The book should more rightly be called memoirs of polar bears, because it is told by three different bears. We begin with mama bear, who does not have a name. She is retired from performing at a circus in East Germany and given a desk job. It seems that mama bear can talk to humans and they can talk to her and everyone understands each other perfectly. Mama bear begins writing her memoirs and it is a huge success. But the publisher takes advantage of her and pays her almost nothing and when she protests, he stops publishing her work. Some people in Berlin help her defect. She continues to write but begins to realize she is still being used but in a different way. So she emigrates to Canada. There she has a baby.
The baby is named Tosca and she takes up the next part of the story. Tosca moves to Berlin, perhaps to escape the fame of her mother. She is known for dancing but she is discriminated against for a part in a big show because she is not small and delicate. Tosca is invited by a Berlin circus to be their feature act. She agrees and begins working with Barbara, an animal trainer, to put together an act.

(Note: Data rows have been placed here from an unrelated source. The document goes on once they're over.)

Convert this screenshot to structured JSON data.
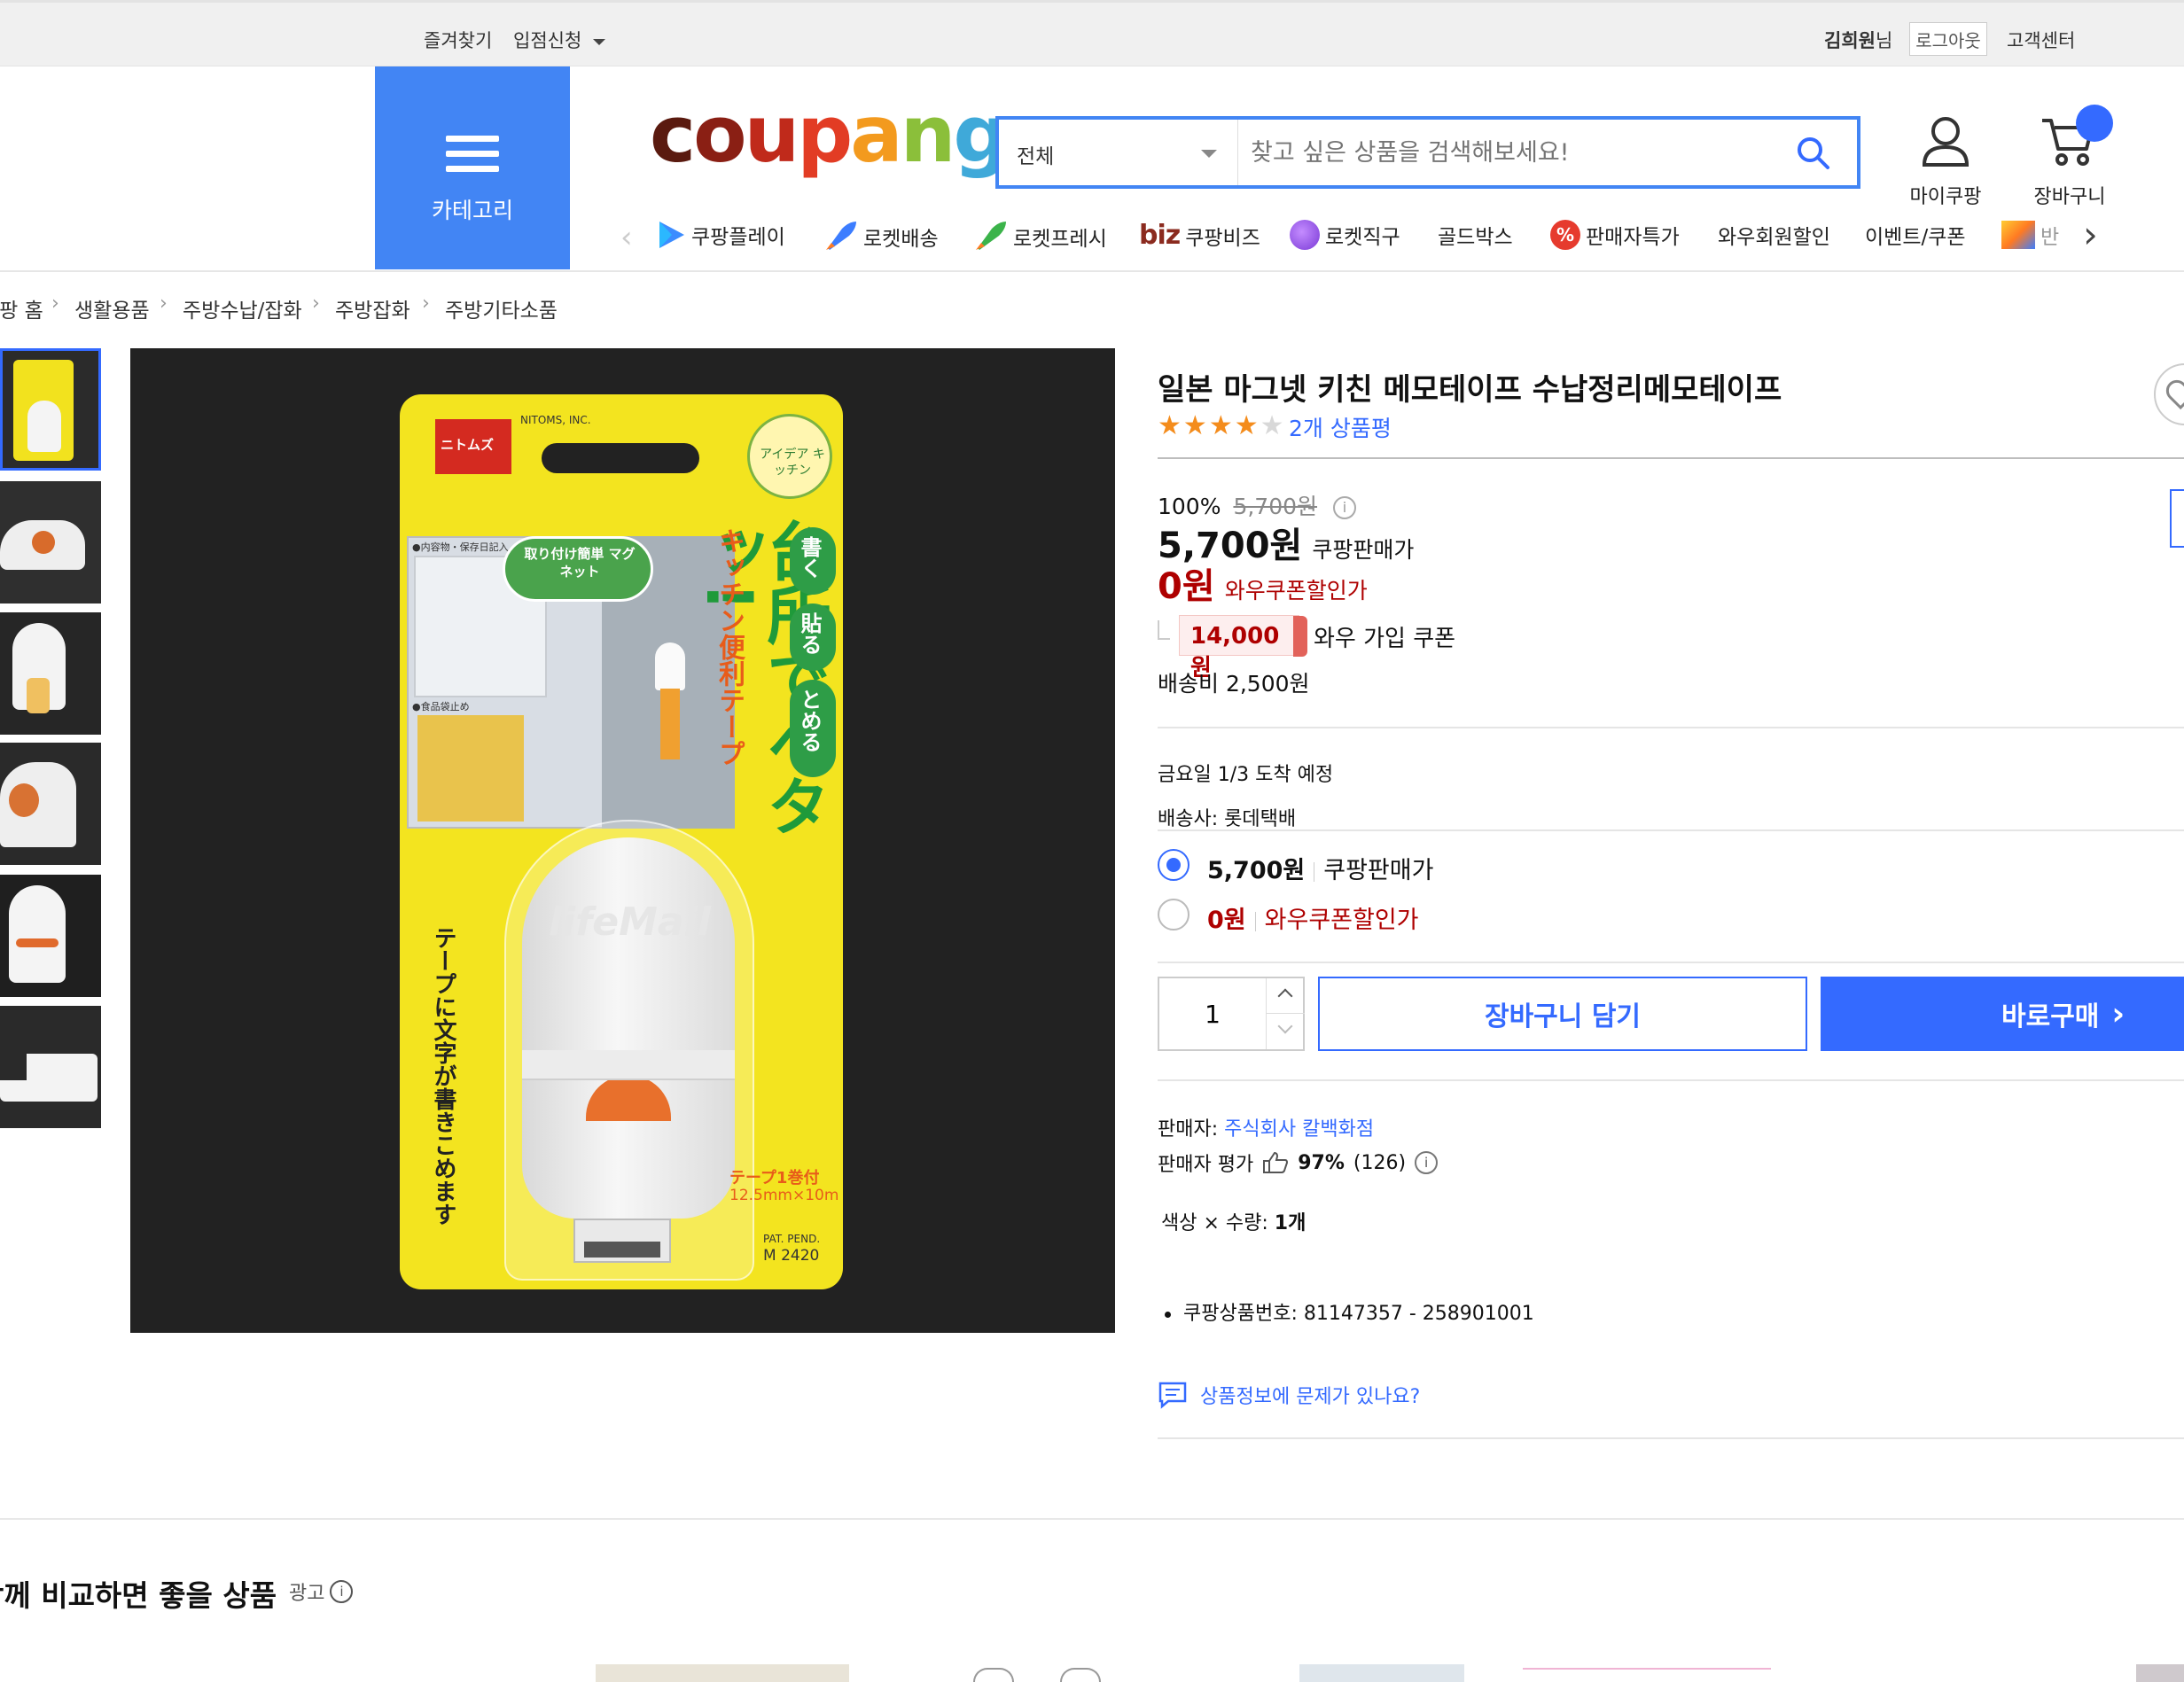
{
  "topbar": {
    "favorites": "즐겨찾기",
    "seller_signup": "입점신청",
    "user_name": "김희원",
    "user_suffix": "님",
    "logout": "로그아웃",
    "customer_center": "고객센터"
  },
  "header": {
    "category_label": "카테고리",
    "logo": {
      "c": "c",
      "o": "o",
      "u": "u",
      "p": "p",
      "a": "a",
      "n": "n",
      "g": "g"
    },
    "search_scope": "전체",
    "search_placeholder": "찾고 싶은 상품을 검색해보세요!",
    "mycoupang": "마이쿠팡",
    "cart": "장바구니"
  },
  "category_nav": [
    {
      "label": "쿠팡플레이",
      "icon": "play-icon"
    },
    {
      "label": "로켓배송",
      "icon": "rocket-icon"
    },
    {
      "label": "로켓프레시",
      "icon": "rocket-fresh-icon"
    },
    {
      "label": "쿠팡비즈",
      "icon": "biz-icon",
      "prefix": "biz"
    },
    {
      "label": "로켓직구",
      "icon": "rocket-global-icon"
    },
    {
      "label": "골드박스",
      "icon": ""
    },
    {
      "label": "판매자특가",
      "icon": "percent-icon"
    },
    {
      "label": "와우회원할인",
      "icon": ""
    },
    {
      "label": "이벤트/쿠폰",
      "icon": ""
    },
    {
      "label": "반",
      "icon": "sale-icon"
    }
  ],
  "breadcrumb": [
    "쿠팡 홈",
    "생활용품",
    "주방수납/잡화",
    "주방잡화",
    "주방기타소품"
  ],
  "product": {
    "title": "일본 마그넷 키친 메모테이프 수납정리메모테이프",
    "rating": 4,
    "rating_max": 5,
    "review_count": "2개 상품평",
    "discount_rate": "100%",
    "original_price": "5,700원",
    "sale_price": "5,700원",
    "sale_label": "쿠팡판매가",
    "wow_price": "0원",
    "wow_label": "와우쿠폰할인가",
    "coupon_amount": "14,000원",
    "coupon_label": "와우 가입 쿠폰",
    "shipping_fee": "배송비 2,500원",
    "arrival": "금요일 1/3 도착 예정",
    "carrier": "배송사: 롯데택배",
    "options": [
      {
        "price": "5,700원",
        "label": "쿠팡판매가",
        "selected": true
      },
      {
        "price": "0원",
        "label": "와우쿠폰할인가",
        "selected": false
      }
    ],
    "quantity": "1",
    "add_to_cart": "장바구니 담기",
    "buy_now": "바로구매",
    "seller_label": "판매자: ",
    "seller_name": "주식회사 칼백화점",
    "seller_rating_label": "판매자 평가",
    "seller_rating": "97%",
    "seller_rating_count": "(126)",
    "option_summary_label": "색상 × 수량:",
    "option_summary_value": "1개",
    "product_number": "쿠팡상품번호: 81147357 - 258901001",
    "report_link": "상품정보에 문제가 있나요?"
  },
  "package": {
    "brand": "NITOMS, INC.",
    "logo": "ニトムズ",
    "badge": "アイデア キッチン",
    "magnet": "取り付け簡単 マグネット",
    "bubble1": "書く",
    "bubble2": "貼る",
    "bubble3": "とめる",
    "headline": "台所でペタッ!",
    "sub": "キッチン便利テープ",
    "side": "テープに文字が書きこめます",
    "device": "lifeMail",
    "tape": "テープ1巻付",
    "tape_size": "12.5mm×10m",
    "pat": "PAT. PEND.",
    "model": "M 2420",
    "note1": "●内容物・保存日記入",
    "note2": "●食品袋止め"
  },
  "related": {
    "title": "함께 비교하면 좋을 상품",
    "ad_label": "광고"
  },
  "colors": {
    "accent": "#346aff",
    "category_blue": "#4285f4",
    "price_red": "#ae0000",
    "coupon_bg": "#fdeeee"
  }
}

Unlike mama bear, Tosca doesn’t seem to be able to talk to everyone. However, she and Barbara talk to each other in dream-like moments in which they sometimes meld together. As they put together the show Barbara spends more and more time with Tosca. Barbara’s husband accuses her of having an affair with another man at the circus. But the affair is really with Tosca. They become famous for the act they perform — a tango that ends with and open mouth “kiss.” The kiss involves Tosca taking a sugar cube with her tongue from Barbara’s mouth.
Eventually Tosca retires from the circus and has a baby with Lars, a polar bear at a Berlin zoo. But Tosca is writing her memoirs and leaves baby Knut with a different zoo in Berlin because she finds that having a child interferes with her writing.
The third part of the book is told by Knut. Knut is raised by the human Matthias who provides all the love and care a mother would. Knut even comes to see Matthias as his mother:
Matthias was a true mammal, far more so than many of his sort, because he gave me suck: he fed me not only milk but part of his own life. He was the pride of all mammals.
Matthias wasn’t even a distant relative…The wolf was proud of the fact that the members of his family looked as alike as photocopies. But I revere Matthias for having suckled and cared for a creatures like me who was not at all similar to him. The wolf devoted himself only to the expansion of his own family. Matthias, on the other hand, gazed into the distance, all the way to the North Pole.
Isn’t that marvelous? It gives you an idea of what the book is really about — what does it mean to be human? What is an animal? Can we overcome the barriers? Are there barriers? As you can imagine, many of the humans are more animal-like than the animals and the polar bears are very human. Memoirs of a Polar Bear turns out to be a thought-provoking story not just about humans and animals but also about difference, about the “other” and how we relate to someone who is not, like the wolf is so proud of, photocopies of ourselves. I am glad this book turned out to be different than I expected.